# Duprasi breeders



## desiap (Dec 20, 2012)

Hi,
Does anyone know of any Duprasi breeders in London or the Home Counties please?


----------



## UrolithicTitan (Sep 12, 2010)

Good look on finding your own fat tailed fur ball.

My little guys a right character.


----------



## desiap (Dec 20, 2012)

Thank you! I haven't been able to find anywhere to get one in London but have just heard that the pet shop down the road can order one in for mid January. Only problem is that it is coming from a rodent farm and, reading around the forum, that doesn't seem to be a great source in general. Any feedback on that?


----------



## UrolithicTitan (Sep 12, 2010)

desiap said:


> Thank you! I haven't been able to find anywhere to get one in London but have just heard that the pet shop down the road can order one in for mid January. Only problem is that it is coming from a rodent farm and, reading around the forum, that doesn't seem to be a great source in general. Any feedback on that?

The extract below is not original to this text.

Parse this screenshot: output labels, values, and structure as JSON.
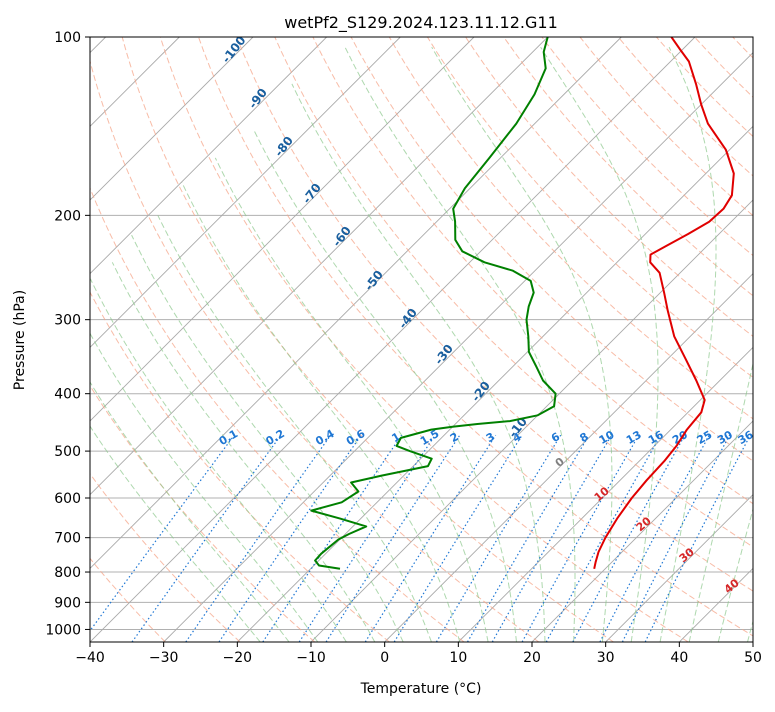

I tend to avoid most large scale mammal breeders, as most really don't put the same effort into their care. I got my 'little' guy from a breeder from the south of Wales I believe, great guy to deal with and quite the Duprasi nut himself.


----------



## julieszoo (Dec 22, 2012)

You might want to contact the national gerbil society as many of their members keep small exotics too. I must admit I found the duprasi I owned a few years ago to be quite dull compared to jirds etc but I would def look for a breeder not a rodent farm. I have 3 persian jirds myself atm and they are very handlable as they were bought from an enthusiast with time to spend on each animal and not a large scale concern.


----------